TINTAKALTIM.COM-Ketua Lembaga Pemberdayaan Masyarakat (LPM) Kelurahan Margomulyo Bahrul yang mendampingi kunjungan anggota DPRD Alwi Alqadrie menegaskan, pihak Pertamina seharusnya mengindahkan kearifan lokal atau local wisdom yang diminta oleh warga Margomulyo. Sebab, kompleks Pertamina Batu Butok bagian dari kawasan jalan umum dan khusus.
“Kita hanya minta kearifan lokal. Apa itu, ya fleksibelitas masuk kawasan. Tak perlu menggunakan helm. Apalagi hanya untuk urusan ke masjid dan mengunjungi keluarga. Itu saja. Mengenai ada portal itu monggo,” ujar Bahrul.
Sejauh ini, warga di Kelurahan Margomulyo termasuk di kompleks Pertamina sudah rukun. Sebelum ada portal dan pembatasan akses masuk, juga pihak babinsa dan bhabimkamtibmas ikut membantu pengamanan.
“Jujur, kita tidak ingin juga melanggar ketentuan. Kalau menggunakan masker Insya Allah kita patuhi. Kalau nggak patuh ya dilarang melintas. Hanya, kalau urusan helm dan jarak dekat rasanya terlalu berlebihan,” ujar Bahrul.
Warga Margomulyo katanya, sudah menjadikan akses di kawasan Batu Butok Pertamina itu jalan alternatif. Termasuk, jika harus ke pemakaman muslimin. Sehingga, kalau sekadar melintas rasanya tak perlu menggunakan helm.
“Kan jalur Batu Butok Pertamina Gunung Empat itu bukan masuk KTL (Kawasan Tertib Lalulintas). Sehingga, bisa dimaklumi lah. Tetapi, kalau masker boleh lah. Lalu, misalnya, ada yang meninggal dan ada pengantar kendaraannya tak menggunakan stiker, apa dilarang melintas ke pemakaman,” tanya Bahrul.

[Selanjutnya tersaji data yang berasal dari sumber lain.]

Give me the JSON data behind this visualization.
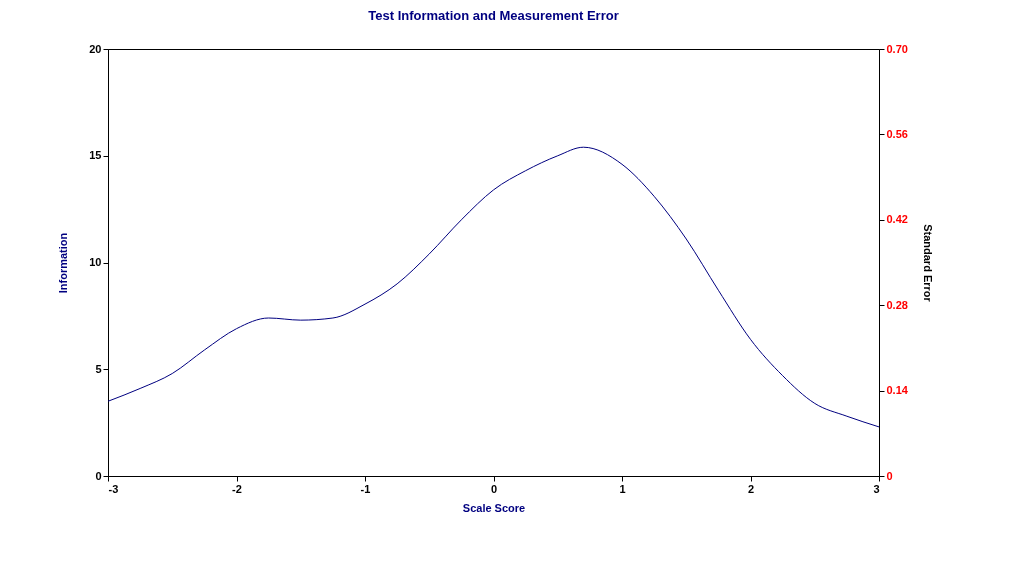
{
  "chart_data": {
    "type": "line",
    "title": "Test Information and Measurement Error",
    "xlabel": "Scale Score",
    "ylabel": "Information",
    "y2label": "Standard Error",
    "series": [
      {
        "color": "#000080",
        "x": [
          -3,
          -2.75,
          -2.5,
          -2.25,
          -2,
          -1.75,
          -1.5,
          -1.25,
          -1,
          -0.75,
          -0.5,
          -0.25,
          0,
          0.25,
          0.5,
          0.7,
          1,
          1.25,
          1.5,
          1.75,
          2,
          2.25,
          2.5,
          2.75,
          3
        ],
        "values": [
          3.5,
          4.1,
          4.8,
          5.9,
          6.9,
          7.4,
          7.3,
          7.4,
          8.05,
          9.0,
          10.4,
          12.0,
          13.4,
          14.3,
          15.0,
          15.4,
          14.6,
          13.1,
          11.1,
          8.7,
          6.4,
          4.7,
          3.4,
          2.8,
          2.3
        ]
      }
    ],
    "xlim": [
      -3,
      3
    ],
    "xticks": [
      -3,
      -2,
      -1,
      0,
      1,
      2,
      3
    ],
    "ylim": [
      0,
      20
    ],
    "yticks": [
      0,
      5,
      10,
      15,
      20
    ],
    "y2lim": [
      0,
      0.7
    ],
    "y2ticks": [
      0,
      {
        "value": 0.14,
        "label": "0.14"
      },
      {
        "value": 0.28,
        "label": "0.28"
      },
      {
        "value": 0.42,
        "label": "0.42"
      },
      {
        "value": 0.56,
        "label": "0.56"
      },
      {
        "value": 0.7,
        "label": "0.70"
      }
    ],
    "grid": false,
    "marker": "none",
    "line_style": "solid"
  }
}
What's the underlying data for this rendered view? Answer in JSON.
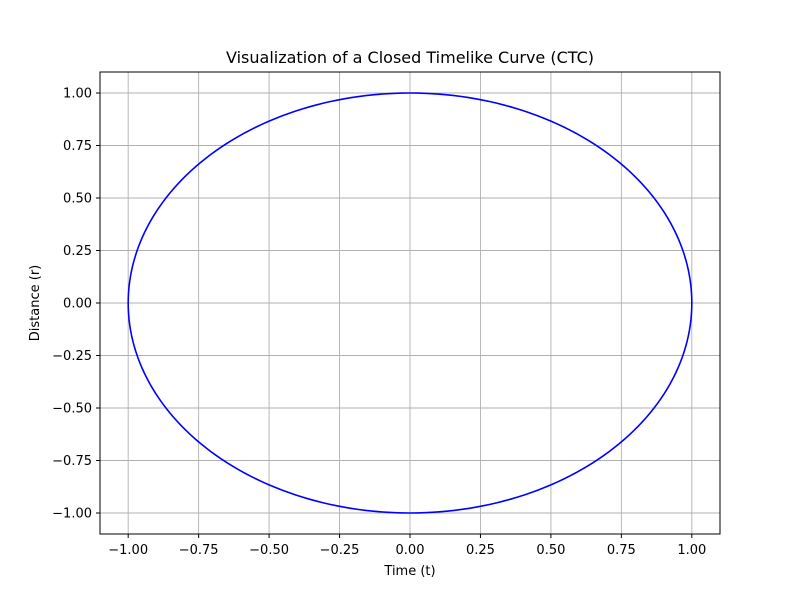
{
  "chart_data": {
    "type": "line",
    "title": "Visualization of a Closed Timelike Curve (CTC)",
    "xlabel": "Time (t)",
    "ylabel": "Distance (r)",
    "xlim": [
      -1.1,
      1.1
    ],
    "ylim": [
      -1.1,
      1.1
    ],
    "grid": true,
    "legend": "none",
    "xticks": [
      -1.0,
      -0.75,
      -0.5,
      -0.25,
      0.0,
      0.25,
      0.5,
      0.75,
      1.0
    ],
    "xtick_labels": [
      "−1.00",
      "−0.75",
      "−0.50",
      "−0.25",
      "0.00",
      "0.25",
      "0.50",
      "0.75",
      "1.00"
    ],
    "yticks": [
      1.0,
      0.75,
      0.5,
      0.25,
      0.0,
      -0.25,
      -0.5,
      -0.75,
      -1.0
    ],
    "ytick_labels": [
      "1.00",
      "0.75",
      "0.50",
      "0.25",
      "0.00",
      "−0.25",
      "−0.50",
      "−0.75",
      "−1.00"
    ],
    "series": [
      {
        "shape": "unit circle: t = cos(θ), r = sin(θ), θ from 0 to 2π",
        "color": "#0000ff",
        "x": [
          1.0,
          0.966,
          0.866,
          0.707,
          0.5,
          0.259,
          0.0,
          -0.259,
          -0.5,
          -0.707,
          -0.866,
          -0.966,
          -1.0,
          -0.966,
          -0.866,
          -0.707,
          -0.5,
          -0.259,
          0.0,
          0.259,
          0.5,
          0.707,
          0.866,
          0.966,
          1.0
        ],
        "y": [
          0.0,
          0.259,
          0.5,
          0.707,
          0.866,
          0.966,
          1.0,
          0.966,
          0.866,
          0.707,
          0.5,
          0.259,
          0.0,
          -0.259,
          -0.5,
          -0.707,
          -0.866,
          -0.966,
          -1.0,
          -0.966,
          -0.866,
          -0.707,
          -0.5,
          -0.259,
          0.0
        ]
      }
    ],
    "colors": {
      "grid": "#b0b0b0",
      "axes": "#000000"
    }
  }
}
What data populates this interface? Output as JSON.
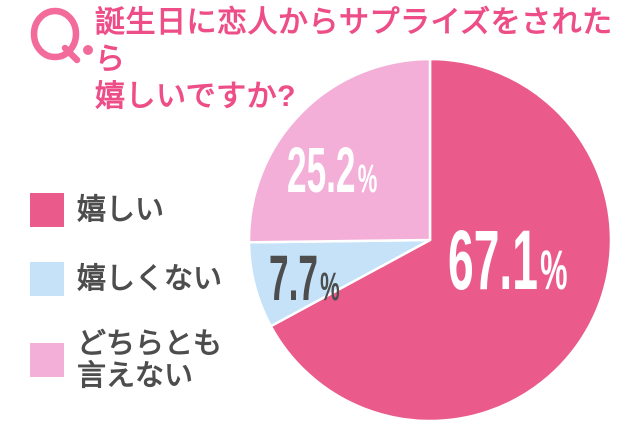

Ia pun menyebutkan, kesepakatan mengenakan helm tidak pernah dibahas dalam pertemuan ketua-ketua RT termasuk LPM. Sehingga, warga terkejut dan menimbulkan protes.
Ditegaskan Bahrul, jika dalam pertemuan untuk musyawarah mencari solusi, pihak Pertamina Refinery Unit (RU) V tidak menggubris atau tak ada keputusan, maka jalur untuk warga yang tinggal di kompleks Pertamina bahkan karyawan Pertamina tak diperkenankan melintas di kawasan jalan umum Margomulyo sesuai spanduk yang dipasang.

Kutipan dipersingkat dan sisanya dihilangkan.